Changmin tersenyum sinis “Park Yoochun, the only son of Park DongGun. The great Park DongGun, apa kamu ingat?”. Yoochun memicingkan matanya, apa hubungannya dengan ayahnya? “Kenapa dengan ayahku?”. “Dia mengganggu kehidupan rumah tangga orangtuaku. Dengan seenaknya dia datang dan menggoda ibuku, dan mereka pun berhubungan di belakang ayahku” cerita Changmin, walau emosinya terlihat datar, tapi matanya memancarkan kebencian yang mendalam. “Suatu malam, ayahku, Shim JaeMin tanpa sengaja menemukan mereka sedang berhubungan, tapi dia tak melakukan apapun. Kamu tahu kenapa? Karena dia bilang ia terlalu mencintai ibuku, sangat mencintai ibuku sampai-sampai dia rela ibuku tidur dengan orang lain” Changmin mendengus, kata cinta keluar dari mulutnya terasa begitu menjijikan.

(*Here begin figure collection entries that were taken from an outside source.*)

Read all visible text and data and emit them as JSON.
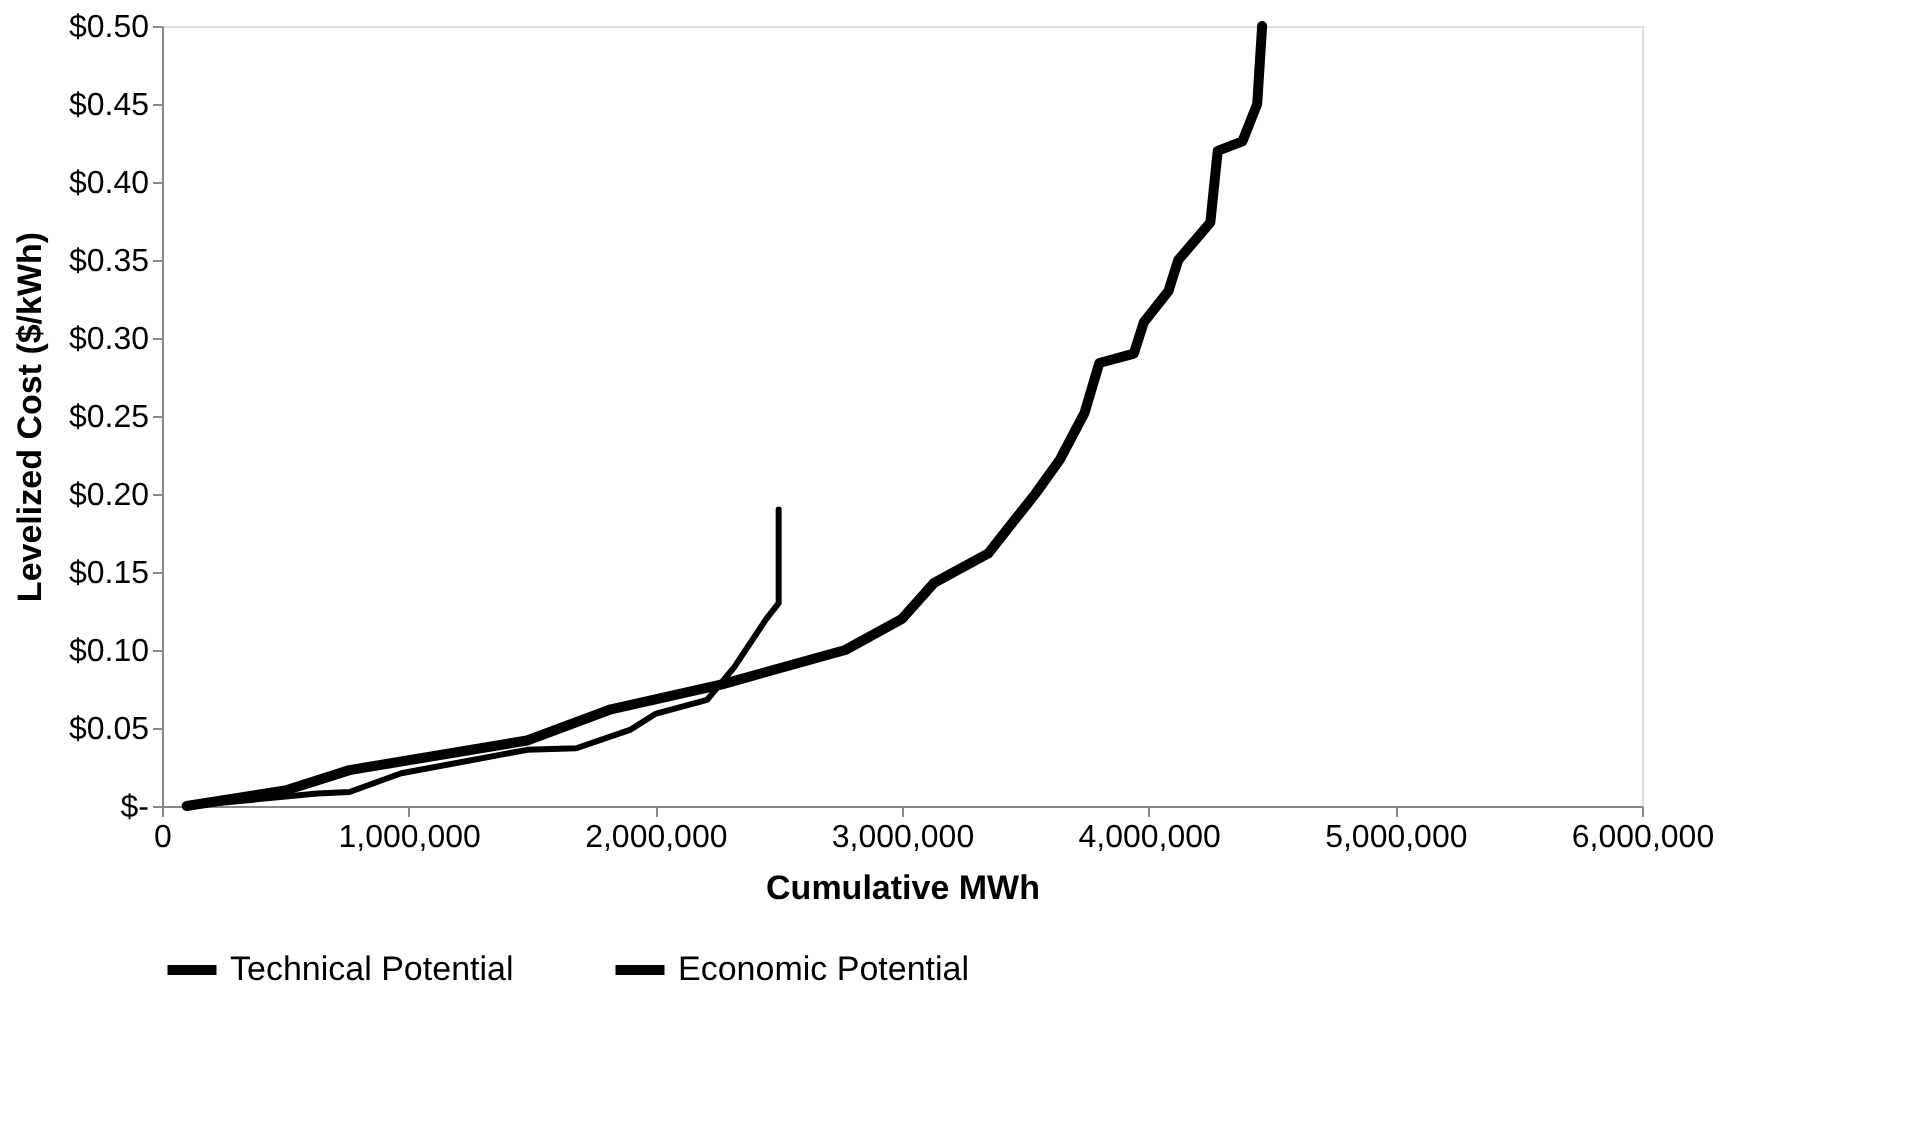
{
  "chart_data": {
    "type": "line",
    "xlabel": "Cumulative MWh",
    "ylabel": "Levelized Cost ($/kWh)",
    "xlim": [
      0,
      6000000
    ],
    "xticks": [
      {
        "value": 0,
        "label": "0"
      },
      {
        "value": 1000000,
        "label": "1,000,000"
      },
      {
        "value": 2000000,
        "label": "2,000,000"
      },
      {
        "value": 3000000,
        "label": "3,000,000"
      },
      {
        "value": 4000000,
        "label": "4,000,000"
      },
      {
        "value": 5000000,
        "label": "5,000,000"
      },
      {
        "value": 6000000,
        "label": "6,000,000"
      }
    ],
    "ylim": [
      0,
      0.5
    ],
    "yticks": [
      {
        "value": 0,
        "label": "$-"
      },
      {
        "value": 0.05,
        "label": "$0.05"
      },
      {
        "value": 0.1,
        "label": "$0.10"
      },
      {
        "value": 0.15,
        "label": "$0.15"
      },
      {
        "value": 0.2,
        "label": "$0.20"
      },
      {
        "value": 0.25,
        "label": "$0.25"
      },
      {
        "value": 0.3,
        "label": "$0.30"
      },
      {
        "value": 0.35,
        "label": "$0.35"
      },
      {
        "value": 0.4,
        "label": "$0.40"
      },
      {
        "value": 0.45,
        "label": "$0.45"
      },
      {
        "value": 0.5,
        "label": "$0.50"
      }
    ],
    "grid": false,
    "legend": "bottom",
    "marker": "none",
    "line_style": "solid",
    "series": [
      {
        "name": "Technical Potential",
        "color": "#000000",
        "x": [
          100000,
          500000,
          760000,
          1480000,
          1820000,
          2270000,
          2770000,
          3000000,
          3130000,
          3350000,
          3440000,
          3540000,
          3640000,
          3740000,
          3800000,
          3940000,
          3980000,
          4080000,
          4120000,
          4250000,
          4280000,
          4380000,
          4440000,
          4460000
        ],
        "values": [
          0,
          0.01,
          0.023,
          0.042,
          0.062,
          0.078,
          0.1,
          0.12,
          0.143,
          0.162,
          0.18,
          0.2,
          0.222,
          0.252,
          0.284,
          0.29,
          0.31,
          0.33,
          0.35,
          0.374,
          0.42,
          0.426,
          0.45,
          0.5
        ]
      },
      {
        "name": "Economic Potential",
        "color": "#000000",
        "x": [
          100000,
          630000,
          760000,
          970000,
          1480000,
          1680000,
          1900000,
          2000000,
          2210000,
          2320000,
          2450000,
          2500000,
          2500000
        ],
        "values": [
          0,
          0.008,
          0.009,
          0.021,
          0.036,
          0.037,
          0.049,
          0.059,
          0.068,
          0.089,
          0.12,
          0.13,
          0.19
        ]
      }
    ]
  }
}
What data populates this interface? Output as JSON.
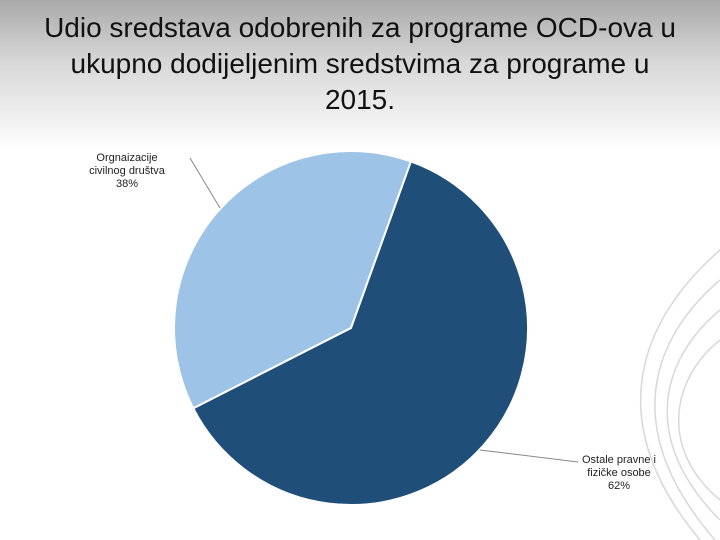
{
  "chart_data": {
    "type": "pie",
    "title": "Udio sredstava odobrenih za programe OCD-ova u ukupno dodijeljenim sredstvima za programe u 2015.",
    "categories": [
      "Orgnaizacije civilnog društva",
      "Ostale pravne i fizičke osobe"
    ],
    "values": [
      38,
      62
    ],
    "value_labels": [
      "38%",
      "62%"
    ],
    "colors": [
      "#9dc3e6",
      "#1f4e79"
    ]
  }
}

“Kamu tahu, siapa yang menjadi pelampiasan ayahku tiap kali dia pulang ke rumah dalam keadaan mabuk? Aku” sambung Changmin. “Dia memukuliku dengan apapun yang dia inginkan, dari ikat pinggang, bat, sampai kursi. Dan apa yang ibuku lakukan? NOTHING” ucap Changmin geram. “She’s just f***ing standing there and watching me got tortured. Walaupun aku meminta pertolongan darinya tapi apa yang dia katakan? Sejak awal ia tak mencintai ayahku, ia tak menginginkanku, yang ia inginkan hanyalah anak dari Park DongGun. Bukan aku” seru Changmin sambil menggebrak sebuah meja di dekatnya. Vas diatasnya goyah dan hancur berkeping-keping. “Malam itu ayahku meledak dan menampar ibuku. Ibuku yang tidak terima memukul kepala ayahku dengan vas bunga terdekat, saat ayahku tergeletak tak berdaya di lantai, ibuku meraih pistol yang diberikan DongGun padanya dan menembak ayahku mati. Tepat di depan mataku”

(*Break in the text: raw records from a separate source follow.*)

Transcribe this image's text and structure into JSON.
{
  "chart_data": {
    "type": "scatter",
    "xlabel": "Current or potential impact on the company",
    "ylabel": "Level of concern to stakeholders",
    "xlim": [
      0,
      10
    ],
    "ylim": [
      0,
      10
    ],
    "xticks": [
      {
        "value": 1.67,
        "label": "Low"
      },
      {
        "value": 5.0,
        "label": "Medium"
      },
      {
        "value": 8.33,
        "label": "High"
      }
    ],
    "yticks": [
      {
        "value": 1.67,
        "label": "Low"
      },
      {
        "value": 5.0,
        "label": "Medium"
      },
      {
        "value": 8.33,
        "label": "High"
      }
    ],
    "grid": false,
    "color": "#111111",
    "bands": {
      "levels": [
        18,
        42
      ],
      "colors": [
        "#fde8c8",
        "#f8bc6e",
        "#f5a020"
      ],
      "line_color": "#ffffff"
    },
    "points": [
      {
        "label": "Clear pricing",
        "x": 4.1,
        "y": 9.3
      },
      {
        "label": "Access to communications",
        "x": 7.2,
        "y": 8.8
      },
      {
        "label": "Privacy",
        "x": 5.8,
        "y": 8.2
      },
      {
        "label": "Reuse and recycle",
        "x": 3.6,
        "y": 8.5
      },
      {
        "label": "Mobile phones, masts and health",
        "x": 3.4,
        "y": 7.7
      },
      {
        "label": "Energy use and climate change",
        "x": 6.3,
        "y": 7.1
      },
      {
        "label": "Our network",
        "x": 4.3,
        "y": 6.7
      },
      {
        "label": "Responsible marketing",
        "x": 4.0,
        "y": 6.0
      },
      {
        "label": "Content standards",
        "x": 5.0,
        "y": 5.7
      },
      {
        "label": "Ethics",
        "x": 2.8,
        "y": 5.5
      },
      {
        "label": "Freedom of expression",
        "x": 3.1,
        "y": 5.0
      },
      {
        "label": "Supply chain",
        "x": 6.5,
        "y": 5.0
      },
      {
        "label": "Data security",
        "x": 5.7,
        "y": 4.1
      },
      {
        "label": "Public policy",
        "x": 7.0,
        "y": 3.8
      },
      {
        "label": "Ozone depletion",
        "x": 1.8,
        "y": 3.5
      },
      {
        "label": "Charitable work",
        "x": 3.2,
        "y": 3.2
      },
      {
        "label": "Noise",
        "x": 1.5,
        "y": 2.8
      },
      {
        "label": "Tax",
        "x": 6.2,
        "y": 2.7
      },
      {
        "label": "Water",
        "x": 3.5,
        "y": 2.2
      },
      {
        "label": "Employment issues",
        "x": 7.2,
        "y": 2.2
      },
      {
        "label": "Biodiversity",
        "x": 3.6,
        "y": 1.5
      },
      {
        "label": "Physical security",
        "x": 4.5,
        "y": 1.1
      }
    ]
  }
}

Yoochun terdiam, selama ini ia hanya tahu garis besar dari kehidupan Shim Changmin, dan detail gelap yang terungkap membuatnya terkejut. “Lalu apa hubungannya denganku?” tanya Yoochun. “Sebentar lagi kita sampai. Setelah membunuh ayahku, ibuku menelepon Park DongGun dan ia pun tiba dirumah. Ibuku memintanya untuk membantunya membereskan kekacauan yang telah ia buat, dan meminta DongGun menampung dirinya dan aku. Tebak apa yang ayahmu lakukan” ujar Changmin. Yoochun menggelengkan kepalanya.

“Dia menembak ibuku mati, karena dia anggap ibuku menyusahkan, dan sebentar lagi ia akan mempunyai anak dari orang yang benar-benar dia cintai. Anaknya satu-satunya, dan itu kau, Park Yoochun” ucap Changmin sambil menyilangkan kedua tangannya di dadanya. “Tahu apa yang dia katakan setelah melihatku? ‘Hiduplah dengan kebencian, dengan begitu kamu akan menjadi kuat’ dan tidak mungkin aku tidak menuruti nasehat dari seorang DongGun the great, ya kan?”

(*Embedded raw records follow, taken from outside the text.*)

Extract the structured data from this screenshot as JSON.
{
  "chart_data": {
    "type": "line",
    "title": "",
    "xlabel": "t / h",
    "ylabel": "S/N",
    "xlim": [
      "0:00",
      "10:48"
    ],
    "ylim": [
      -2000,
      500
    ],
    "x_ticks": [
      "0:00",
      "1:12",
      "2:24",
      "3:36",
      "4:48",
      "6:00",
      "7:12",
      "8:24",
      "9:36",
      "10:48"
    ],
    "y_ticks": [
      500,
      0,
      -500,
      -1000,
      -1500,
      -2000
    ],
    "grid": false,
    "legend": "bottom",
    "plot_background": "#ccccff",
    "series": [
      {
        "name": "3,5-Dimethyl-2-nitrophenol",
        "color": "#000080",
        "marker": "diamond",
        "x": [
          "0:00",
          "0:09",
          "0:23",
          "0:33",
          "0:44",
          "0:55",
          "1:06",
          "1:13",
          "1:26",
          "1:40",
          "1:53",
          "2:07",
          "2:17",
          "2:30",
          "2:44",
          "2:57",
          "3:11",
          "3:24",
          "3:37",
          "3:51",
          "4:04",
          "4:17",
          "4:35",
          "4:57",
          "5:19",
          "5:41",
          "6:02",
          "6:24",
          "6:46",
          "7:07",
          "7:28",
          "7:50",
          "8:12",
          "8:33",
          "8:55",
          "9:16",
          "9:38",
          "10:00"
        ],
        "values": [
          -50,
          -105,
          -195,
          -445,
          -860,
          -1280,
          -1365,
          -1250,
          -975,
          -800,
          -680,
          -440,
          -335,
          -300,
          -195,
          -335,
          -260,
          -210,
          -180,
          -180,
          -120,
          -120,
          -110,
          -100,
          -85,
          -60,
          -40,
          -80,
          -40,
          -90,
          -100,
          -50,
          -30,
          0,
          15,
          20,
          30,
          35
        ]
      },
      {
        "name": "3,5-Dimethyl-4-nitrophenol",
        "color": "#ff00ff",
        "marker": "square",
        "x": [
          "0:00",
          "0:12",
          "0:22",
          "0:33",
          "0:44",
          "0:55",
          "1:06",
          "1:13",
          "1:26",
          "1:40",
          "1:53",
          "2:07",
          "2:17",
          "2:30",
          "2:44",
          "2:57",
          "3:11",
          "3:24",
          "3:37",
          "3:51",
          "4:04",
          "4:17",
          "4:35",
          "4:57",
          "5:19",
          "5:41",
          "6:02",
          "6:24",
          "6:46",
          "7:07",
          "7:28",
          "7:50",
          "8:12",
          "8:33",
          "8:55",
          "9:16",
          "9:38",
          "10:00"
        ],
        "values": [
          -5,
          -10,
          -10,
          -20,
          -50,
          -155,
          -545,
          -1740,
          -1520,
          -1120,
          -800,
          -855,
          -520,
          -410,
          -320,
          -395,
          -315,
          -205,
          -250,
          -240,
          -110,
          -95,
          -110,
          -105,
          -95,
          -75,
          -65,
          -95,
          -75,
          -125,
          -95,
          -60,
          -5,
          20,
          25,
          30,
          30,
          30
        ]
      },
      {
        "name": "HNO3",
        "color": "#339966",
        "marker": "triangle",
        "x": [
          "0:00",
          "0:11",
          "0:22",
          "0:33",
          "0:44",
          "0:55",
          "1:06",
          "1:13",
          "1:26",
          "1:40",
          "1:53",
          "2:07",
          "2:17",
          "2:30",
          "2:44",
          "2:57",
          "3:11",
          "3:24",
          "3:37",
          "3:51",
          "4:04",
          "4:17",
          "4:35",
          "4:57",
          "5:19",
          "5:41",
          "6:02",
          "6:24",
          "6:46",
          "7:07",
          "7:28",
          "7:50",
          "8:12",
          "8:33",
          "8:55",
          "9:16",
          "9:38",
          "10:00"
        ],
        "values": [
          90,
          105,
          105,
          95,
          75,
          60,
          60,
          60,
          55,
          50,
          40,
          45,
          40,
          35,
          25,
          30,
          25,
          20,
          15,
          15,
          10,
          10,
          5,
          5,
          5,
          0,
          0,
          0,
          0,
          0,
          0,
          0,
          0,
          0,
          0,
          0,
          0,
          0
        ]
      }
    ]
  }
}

“Intinya kamu mau membalas dendam padaku?” simpul Yoochun. “Yap,” jawab Changmin singkat. “Lepaskan mereka berdua, ini urusan diantara kita” Yoochun berusaha bernegosiasi. “Akan kulepaskan, tapi hanya salah satu diantara mereka” jawab Changmin. “Apa maksudmu?!” seru Yoochun. Changmin mengisyaratkan anak buahnya untuk memberikan sepucuk senjata ke tangan Yoochun. “Didalam pistol itu ada satu buah peluru. Bunuh salah satu diantara mereka. Jika kamu menembak orang selain mereka, maka Juliet ini akan kubunuh, begitu juga dengan sang Romeo” ancam Changmin.